Lorsque la cession à prix minoré est justifiée par une promesse de vente antérieure

Coralie MOREAU
Coralie MOREAU - Avocat

La cour administrative d’appel de Lyon s’est prononcée sur le cas d’une société ayant cédé des titres à un prix nettement inférieur à leur valeur vénale, en exécution d’une promesse de vente consentie plusieurs années auparavant. À cette occasion, la juridiction a indiqué qu’il était possible d’échapper à la qualification d’acte anormal de gestion.

Cour administrative d’appel de Lyon, 5ème chambre, 13/08/2025, 24LY02635

Pour rappel, le bénéfice imposable d’une entreprise est celui qui résulte des opérations faites dans le cadre d’une gestion normale. Ainsi, une opération qui ne correspondrait pas à une gestion normale dès lors que l’entreprise s’appauvrit à des fins étrangères à son propre intérêt est qualifiée d’acte anormal de gestion.

Ainsi, si l’administration fiscale démontre l’existence d’une libéralité, elle peut redresser le contribuable en qualifiant l’opération d’acte anormal de gestion. Le contribuable a toujours la possibilité d’apporter la preuve que l’appauvrissement a été décidé dans l’intérêt de l’entreprise dès lors qu’il existe une contrepartie.

En l’espèce, la société A a cédé des titres d’une filiale à la société B pour un prix unitaire très inférieur à la valeur vénale estimée par l’administration fiscale. Considérant qu’il s’agissait d’un acte anormal de gestion, l’administration fiscale a réintégré la différence dans le résultat imposable de la société A.

Le contribuable a saisi le tribunal administratif du litige qui lui a donné raison en prononçant la décharge des impositions supplémentaires.

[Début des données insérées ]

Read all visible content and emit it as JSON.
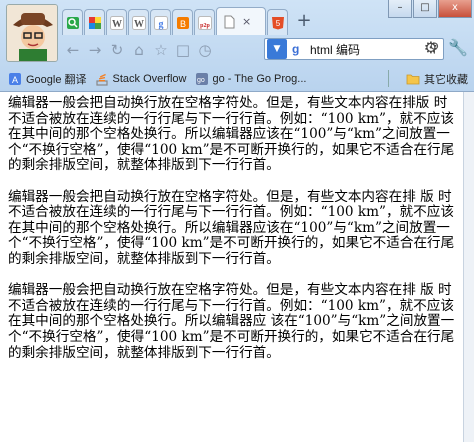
{
  "tabs": [
    {
      "name": "tab-1",
      "icon": "green-search-icon",
      "color": "#2aa84a"
    },
    {
      "name": "tab-2",
      "icon": "colorful-grid-icon",
      "color": "#e64a19"
    },
    {
      "name": "tab-3",
      "icon": "w-icon",
      "letter": "W",
      "color": "#555555"
    },
    {
      "name": "tab-4",
      "icon": "w-icon",
      "letter": "W",
      "color": "#555555"
    },
    {
      "name": "tab-5",
      "icon": "google-icon",
      "letter": "g",
      "color": "#4a80e8"
    },
    {
      "name": "tab-6",
      "icon": "blogger-icon",
      "color": "#f57c00"
    },
    {
      "name": "tab-7",
      "icon": "p2p-icon",
      "letter": "p2p",
      "color": "#c62828"
    },
    {
      "name": "tab-8",
      "icon": "document-icon",
      "active": true
    },
    {
      "name": "tab-9",
      "icon": "html5-icon",
      "color": "#e44d26"
    }
  ],
  "window": {
    "minimize": "–",
    "maximize": "□",
    "close": "x"
  },
  "omnibox": {
    "text": "html 编码",
    "search_engine_letter": "g"
  },
  "bookmarks": [
    {
      "icon": "google-translate-icon",
      "label": "Google 翻译"
    },
    {
      "icon": "stack-overflow-icon",
      "label": "Stack Overflow"
    },
    {
      "icon": "go-icon",
      "label": "go - The Go Prog..."
    }
  ],
  "bookmarks_folder": {
    "label": "其它收藏"
  },
  "paragraphs": [
    "编辑器一般会把自动换行放在空格字符处。但是，有些文本内容在排版 时不适合被放在连续的一行行尾与下一行行首。例如：“100 km”，就不应该在其中间的那个空格处换行。所以编辑器应该在“100”与“km”之间放置一个“不换行空格”，使得“100 km”是不可断开换行的，如果它不适合在行尾的剩余排版空间，就整体排版到下一行行首。",
    "编辑器一般会把自动换行放在空格字符处。但是，有些文本内容在排 版 时不适合被放在连续的一行行尾与下一行行首。例如：“100 km”，就不应该在其中间的那个空格处换行。所以编辑器应该在“100”与“km”之间放置一个“不换行空格”，使得“100 km”是不可断开换行的，如果它不适合在行尾的剩余排版空间，就整体排版到下一行行首。",
    "编辑器一般会把自动换行放在空格字符处。但是，有些文本内容在排 版 时不适合被放在连续的一行行尾与下一行行首。例如：“100 km”，就不应该在其中间的那个空格处换行。所以编辑器应 该在“100”与“km”之间放置一个“不换行空格”，使得“100 km”是不可断开换行的，如果它不适合在行尾的剩余排版空间，就整体排版到下一行行首。"
  ]
}
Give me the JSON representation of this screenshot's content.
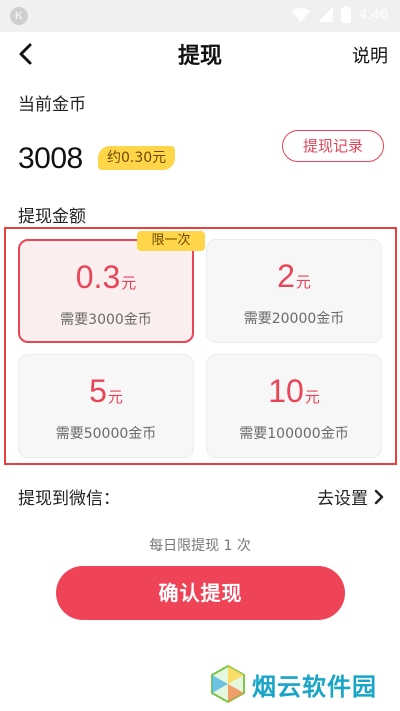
{
  "statusbar": {
    "time": "4:46"
  },
  "header": {
    "title": "提现",
    "right_label": "说明"
  },
  "balance": {
    "label": "当前金币",
    "coins": "3008",
    "approx": "约0.30元",
    "record_button": "提现记录"
  },
  "withdraw": {
    "label": "提现金额",
    "badge": "限一次",
    "options": [
      {
        "amount": "0.3",
        "unit": "元",
        "need": "需要3000金币",
        "selected": true
      },
      {
        "amount": "2",
        "unit": "元",
        "need": "需要20000金币",
        "selected": false
      },
      {
        "amount": "5",
        "unit": "元",
        "need": "需要50000金币",
        "selected": false
      },
      {
        "amount": "10",
        "unit": "元",
        "need": "需要100000金币",
        "selected": false
      }
    ]
  },
  "wechat": {
    "label": "提现到微信：",
    "action": "去设置"
  },
  "limit_text": "每日限提现 1 次",
  "confirm_button": "确认提现",
  "watermark": {
    "text": "烟云软件园"
  },
  "colors": {
    "accent": "#ef4358",
    "badge": "#ffd54a",
    "highlight_box": "#e8403f",
    "watermark": "#18a5c7"
  }
}
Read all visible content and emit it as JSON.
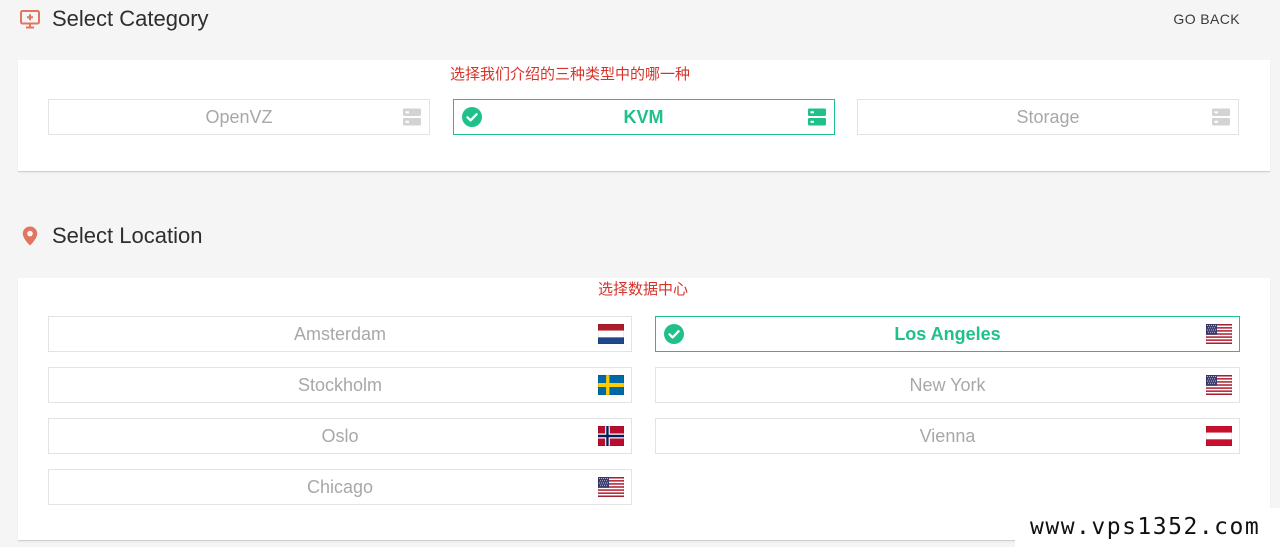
{
  "colors": {
    "accent": "#20c08a",
    "annotation": "#d6332a",
    "muted_text": "#a8a8a8",
    "section_icon": "#e07560"
  },
  "category": {
    "title": "Select Category",
    "title_icon": "monitor-plus-icon",
    "go_back_label": "GO BACK",
    "annotation": "选择我们介绍的三种类型中的哪一种",
    "options": [
      {
        "label": "OpenVZ",
        "icon": "server-icon",
        "selected": false
      },
      {
        "label": "KVM",
        "icon": "server-icon",
        "selected": true
      },
      {
        "label": "Storage",
        "icon": "server-icon",
        "selected": false
      }
    ]
  },
  "location": {
    "title": "Select Location",
    "title_icon": "map-pin-icon",
    "annotation": "选择数据中心",
    "options": [
      {
        "label": "Amsterdam",
        "icon": "flag-netherlands-icon",
        "selected": false
      },
      {
        "label": "Los Angeles",
        "icon": "flag-united-states-icon",
        "selected": true
      },
      {
        "label": "Stockholm",
        "icon": "flag-sweden-icon",
        "selected": false
      },
      {
        "label": "New York",
        "icon": "flag-united-states-icon",
        "selected": false
      },
      {
        "label": "Oslo",
        "icon": "flag-norway-icon",
        "selected": false
      },
      {
        "label": "Vienna",
        "icon": "flag-austria-icon",
        "selected": false
      },
      {
        "label": "Chicago",
        "icon": "flag-united-states-icon",
        "selected": false
      }
    ]
  },
  "watermark": "www.vps1352.com"
}
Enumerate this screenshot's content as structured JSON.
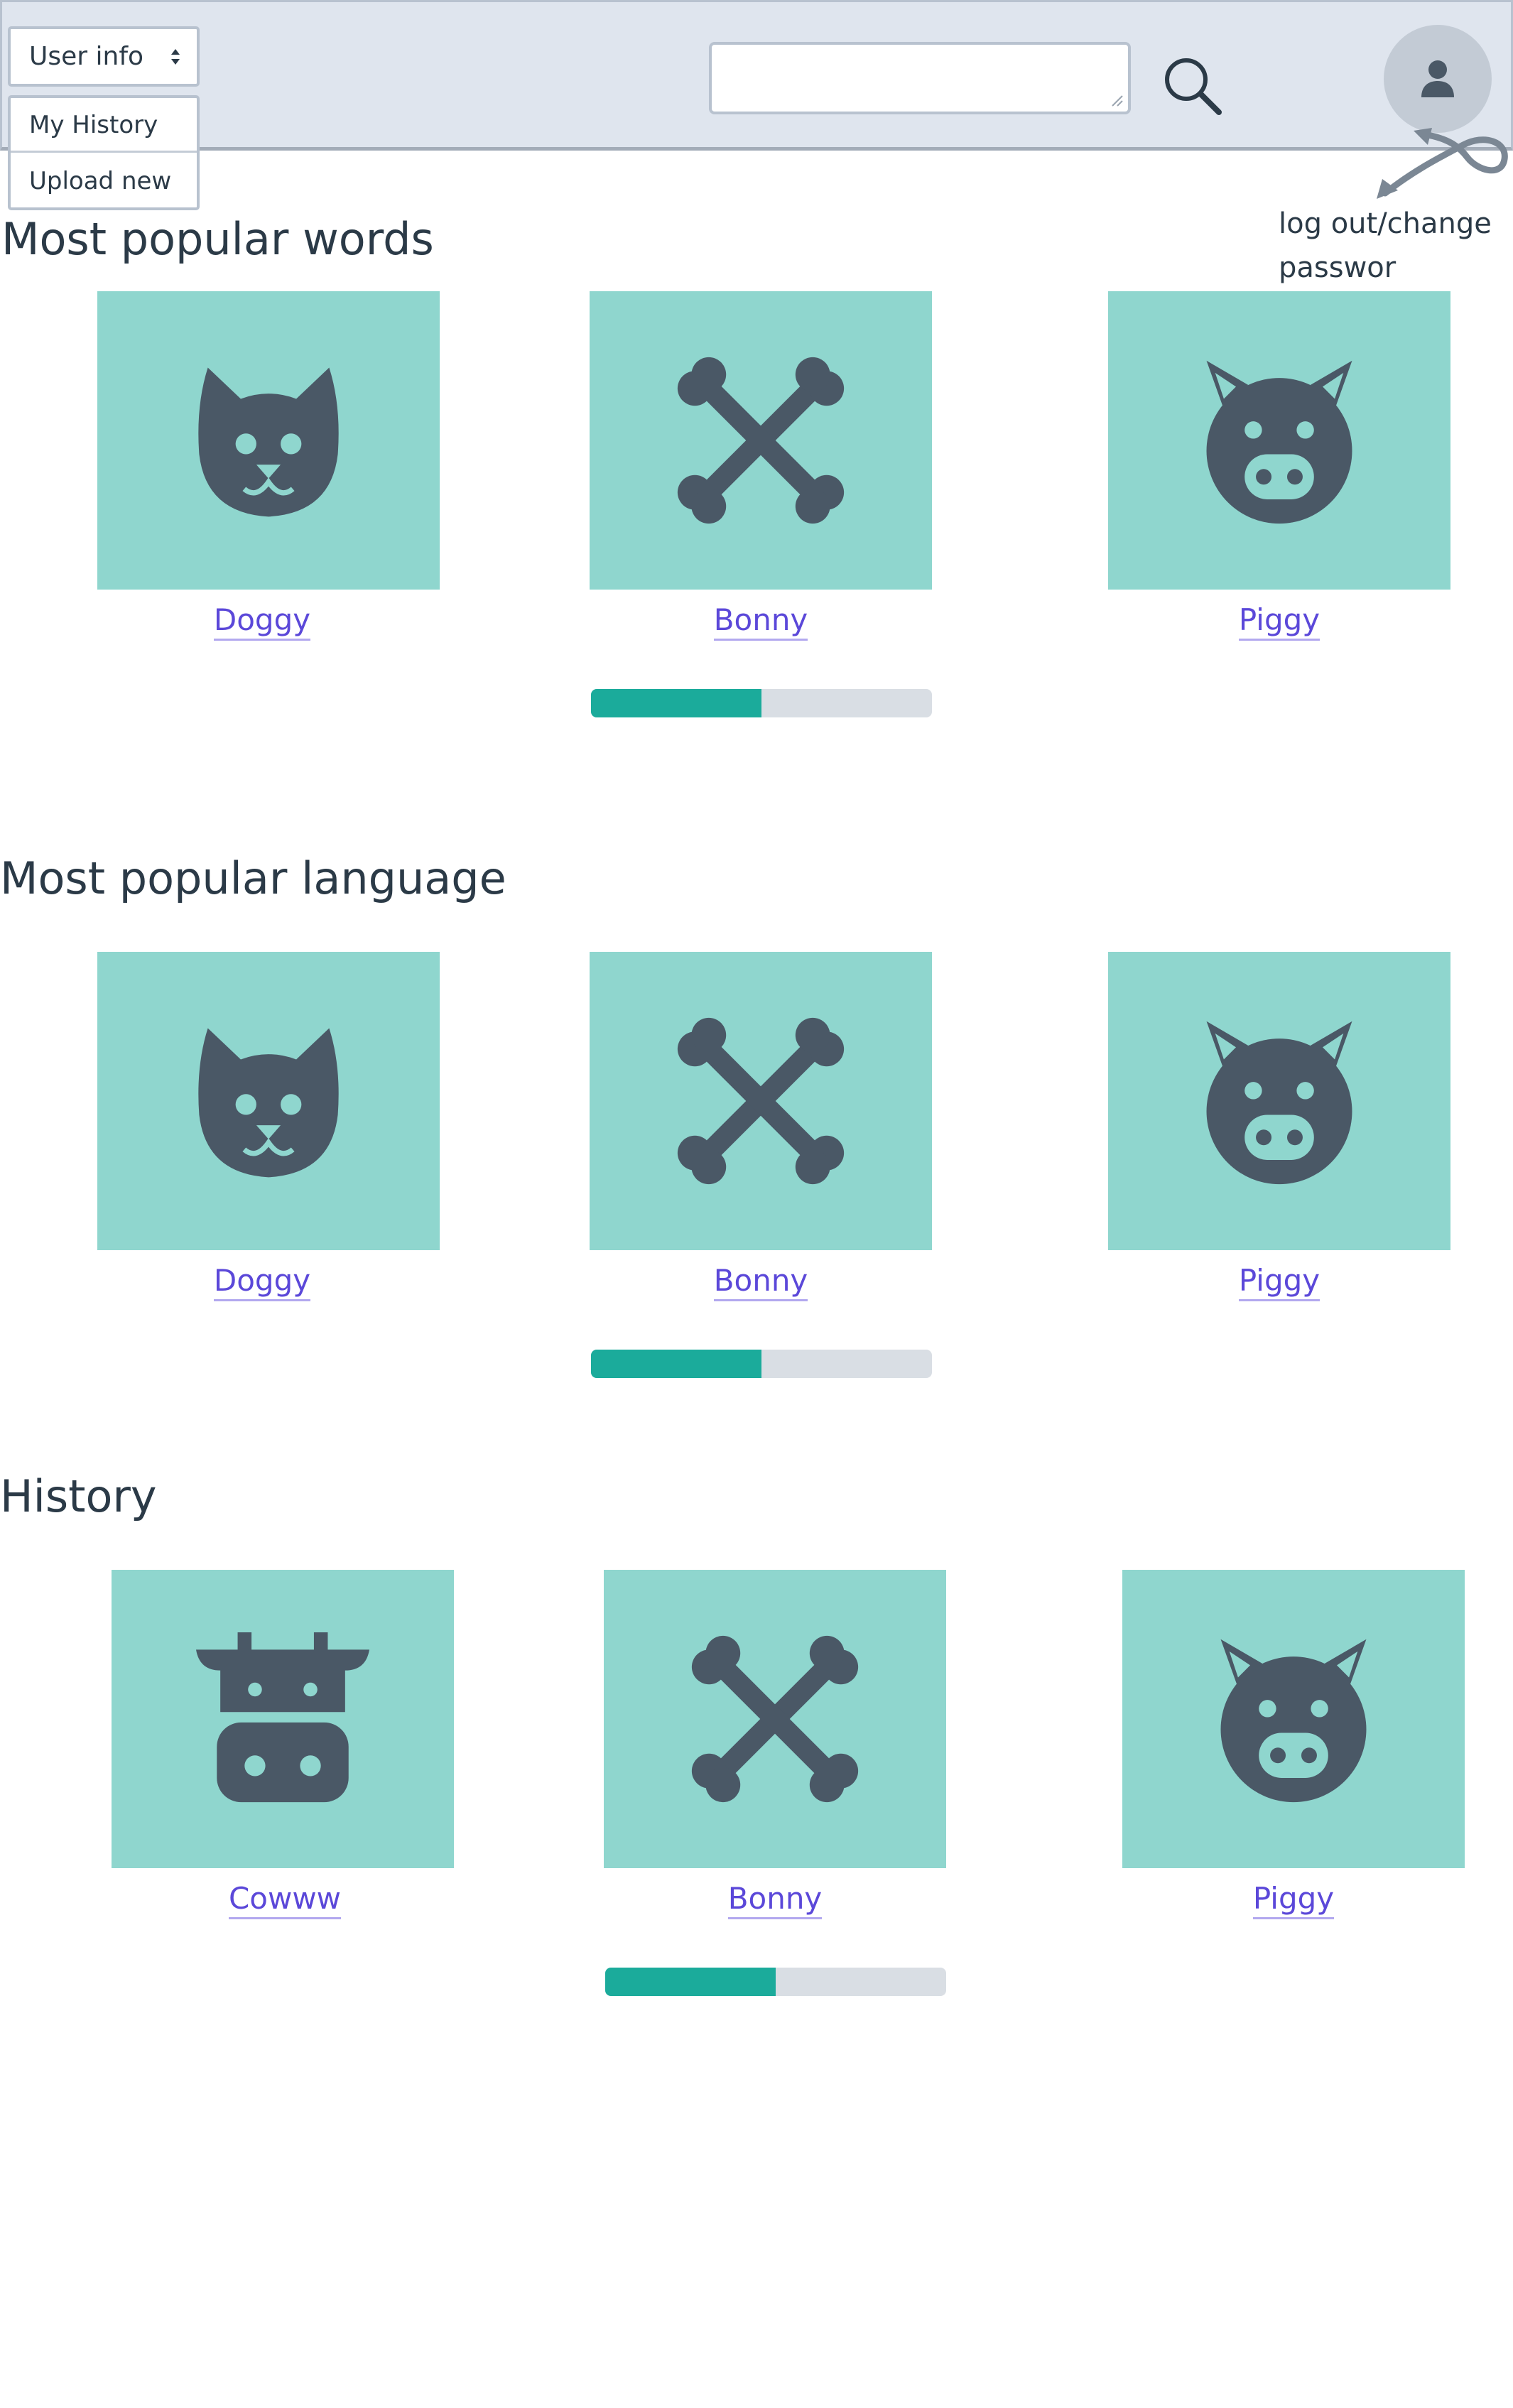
{
  "header": {
    "user_select": {
      "selected": "User info"
    },
    "menu": {
      "items": [
        "My History",
        "Upload new"
      ]
    },
    "search": {
      "placeholder": "",
      "value": ""
    },
    "annotation": "log out/change passwor"
  },
  "sections": [
    {
      "title": "Most popular words",
      "cards": [
        {
          "label": "Doggy",
          "icon": "cat-icon"
        },
        {
          "label": "Bonny",
          "icon": "bone-icon"
        },
        {
          "label": "Piggy",
          "icon": "pig-icon"
        }
      ],
      "progress": 0.5
    },
    {
      "title": "Most popular language",
      "cards": [
        {
          "label": "Doggy",
          "icon": "cat-icon"
        },
        {
          "label": "Bonny",
          "icon": "bone-icon"
        },
        {
          "label": "Piggy",
          "icon": "pig-icon"
        }
      ],
      "progress": 0.5
    },
    {
      "title": "History",
      "cards": [
        {
          "label": "Cowww",
          "icon": "cow-icon"
        },
        {
          "label": "Bonny",
          "icon": "bone-icon"
        },
        {
          "label": "Piggy",
          "icon": "pig-icon"
        }
      ],
      "progress": 0.5
    }
  ],
  "colors": {
    "header_bg": "#dfe5ee",
    "tile_bg": "#8fd6ce",
    "icon": "#4a5866",
    "link": "#5b48d9",
    "progress_fill": "#1bab9b",
    "progress_track": "#d9dee4"
  }
}
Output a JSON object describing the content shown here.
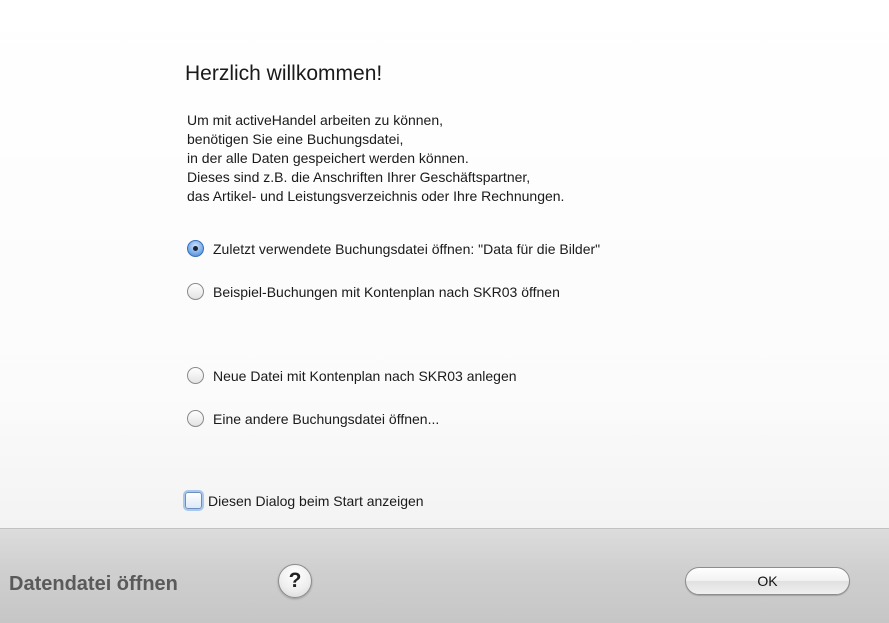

Le ministre a fait appel de la décision.

La cour administrative d’appel rappelle que le prix de cession d’un actif doit normalement refléter sa valeur vénale, sauf si la société peut justifier d’un intérêt propre à céder à un prix inférieur ou d’une contrepartie suffisante.

Elle vient préciser que lorsque la cession s’effectue en exécution d’une promesse de vente consentie antérieurement, l’appréciation du caractère normal ou anormal de la gestion doit s’effectuer au regard de la situation et des informations disponibles à la date de la promesse, et non à la date de la cession effective.

En l’espèce, la promesse avait été consentie en 2011 au directeur général de la filiale en vue de l’intéresser au redressement de la société, à un prix négocié sur la base de deux évaluations indépendantes. La société A justifiait ainsi d’un intérêt propre à consentir cette promesse, l’amélioration de la situation de la filiale demeurant incertaine à l’époque.

Dans ce cas, l’administration fiscale doit ainsi démontrer qu’à la date de la promesse, il était prévisible que la valeur des titres serait supérieure ou que la société ne retirait pas de contrepartie suffisante. En l’absence d’élément remettant en cause l’intérêt pour la société de cette opération, la qualification d’acte anormal de gestion n’est pas retenue.

Cet arrêt consacre la possibilité, pour une société, d’écarter la qualification d’acte anormal de gestion en démontrant que la décision initiale était justifiée au regard des circonstances et des contreparties attendues, même si la plus-value d’une amélioration ultérieure ne lui profite finalement pas.